Although the story begins with Isaac and Poe, the novel spirals early on into multiple points-of-view: six, all told. It moves in short, sometimes staccato, bursts from Poe’s mother to the town sheriff to Isaac’s sister, the pace and shift in perspectives mimicking the murder’s epidemic effect. In rapid succession, Isaac becomes a runaway delinquent, Poe’s mother kicks her husband out, and the town sheriff tampers with the evidence. Everyone, it seems, starts out short; the entire town and novel sit upon on a shared precipice.
Beneath the swift-moving plot, Meyer’s stoic prose provides a counterweight to the action. Each point-of-view is written in tight third-person, and the characters’ voices, while individual, all use the same sentence-fragment construction that creates a sense of intimacy and tension. For instance, here Grace worries about her son: “She felt sick to her stomach thinking about it. She had done this to herself, to Billy. Deep breath. Of course it wasn’t fair. Your entire life’s work, that child.” The self-instruction to take a deep breath is a quintessential Meyer sentence –– action is often folded into thought in this manner. As in Mrs. Dalloway, we have a sense that we are following every tic of Grace’s mind.

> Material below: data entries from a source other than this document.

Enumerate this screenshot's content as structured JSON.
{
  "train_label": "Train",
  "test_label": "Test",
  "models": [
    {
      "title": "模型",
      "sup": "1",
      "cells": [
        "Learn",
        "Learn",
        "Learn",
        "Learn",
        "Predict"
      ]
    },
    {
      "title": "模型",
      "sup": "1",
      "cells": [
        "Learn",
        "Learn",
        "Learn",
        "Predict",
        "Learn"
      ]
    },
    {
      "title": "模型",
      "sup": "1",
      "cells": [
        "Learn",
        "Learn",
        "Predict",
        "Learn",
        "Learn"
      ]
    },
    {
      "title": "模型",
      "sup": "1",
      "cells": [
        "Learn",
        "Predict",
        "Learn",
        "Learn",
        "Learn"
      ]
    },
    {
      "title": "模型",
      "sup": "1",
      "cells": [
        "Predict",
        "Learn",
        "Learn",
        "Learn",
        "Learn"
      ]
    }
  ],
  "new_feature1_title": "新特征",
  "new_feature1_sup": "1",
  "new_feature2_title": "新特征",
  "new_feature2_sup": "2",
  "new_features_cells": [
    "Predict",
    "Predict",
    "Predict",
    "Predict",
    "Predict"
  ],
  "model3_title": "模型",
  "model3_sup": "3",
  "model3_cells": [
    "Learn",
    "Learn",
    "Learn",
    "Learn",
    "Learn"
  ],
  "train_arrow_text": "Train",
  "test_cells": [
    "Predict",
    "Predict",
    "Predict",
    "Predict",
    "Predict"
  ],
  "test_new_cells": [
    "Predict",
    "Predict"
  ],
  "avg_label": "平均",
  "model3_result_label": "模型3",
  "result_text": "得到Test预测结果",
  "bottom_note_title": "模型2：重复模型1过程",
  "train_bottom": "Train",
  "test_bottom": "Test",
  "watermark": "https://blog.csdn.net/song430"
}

In the other (male) points-of-view, Meyer heightens this same construction by eliding punctuation in a more exaggerated manner. Take Poe’s self-remonstration: “Look at you he thought you are not thinking right you should not even be here with her.” With Isaac, bum genius, Meyer keeps the structure but complicates the texture with unusual verbs and hints of Isaac’s abstract erudition:
Sleeping or awake, no difference. Gray area between them. Dull blue light from the porthole and the view of the car behind you. Noise of the train, vibration, you’re a part of it, rattling. Meat tenderizing. Forgive us our daily softness.
The effect here is ultimately reminiscent of a steel-working Frank O’Hara, if he kept to five to ten-word sentences. Cormac McCarthy also comes to mind, though here the spare prose evokes fields of steel more than dry desert, and the characters seem more resigned than McCarthy’s defiants.

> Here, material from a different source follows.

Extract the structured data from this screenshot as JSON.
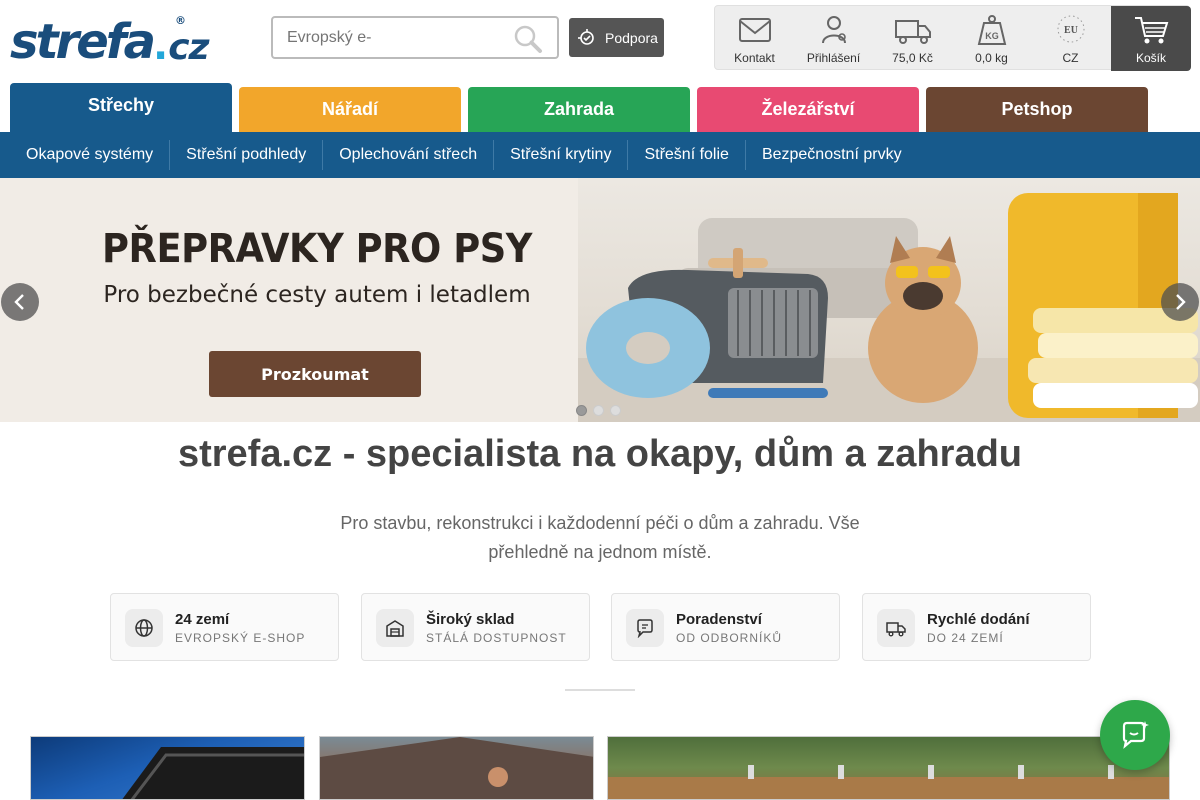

Topically, there’s an eerie timeliness to American Rust. “The real problem is that the average citizen does not have a job he can be good at,” a former police chief declares midway, and this aphorism steps well outside the novel into an uncomfortable, contemporary truth. And Rust Belt America, absolutely, is its own character here. Even when Isaac journeys on a railcar out to Detroit, he sees more steel works (though, he notes, more modern); he sees fried chicken shacks, laundromats that advertise their hot water. In this way, Isaac’s trip across America functions less as a plot point, and more as a way for Meyer to stretch the novel beyond the narrow world of one ghost town into many. Isaac is very much a Huckleberry Finn, watching the industrial waste float by from his railcar.
Despite American Rust’s rough-and-tumble masculinity – the murder, hunting, robberies, prison, and a notable failure of the Bechdel Test – a surprising softness prevails. As befits the book’s epic nature, there are several love affairs, all delightfully complex. Love complicates Poe especially, whose dalliance with Isaac’s brilliant sister lets him seem good enough for an intellectual, and lets her make some welcome mistakes. Furthermore, much of the plot ultimately hinges on romance: the sheriff’s old flame for Poe’s mother makes his power to hurt or help Poe a dramatic subplot. And perhaps more importantly, the romances allow for a qualified, foolish hope.
Although American Rust takes place over just a few weeks, it leaves behind a sense of half a century. There are no heroes here, and there are mistakes aplenty. But it’s pleasingly hard to place blame – the Achilles’ heel of these characters is, most of all, the misfortunes of their time and place.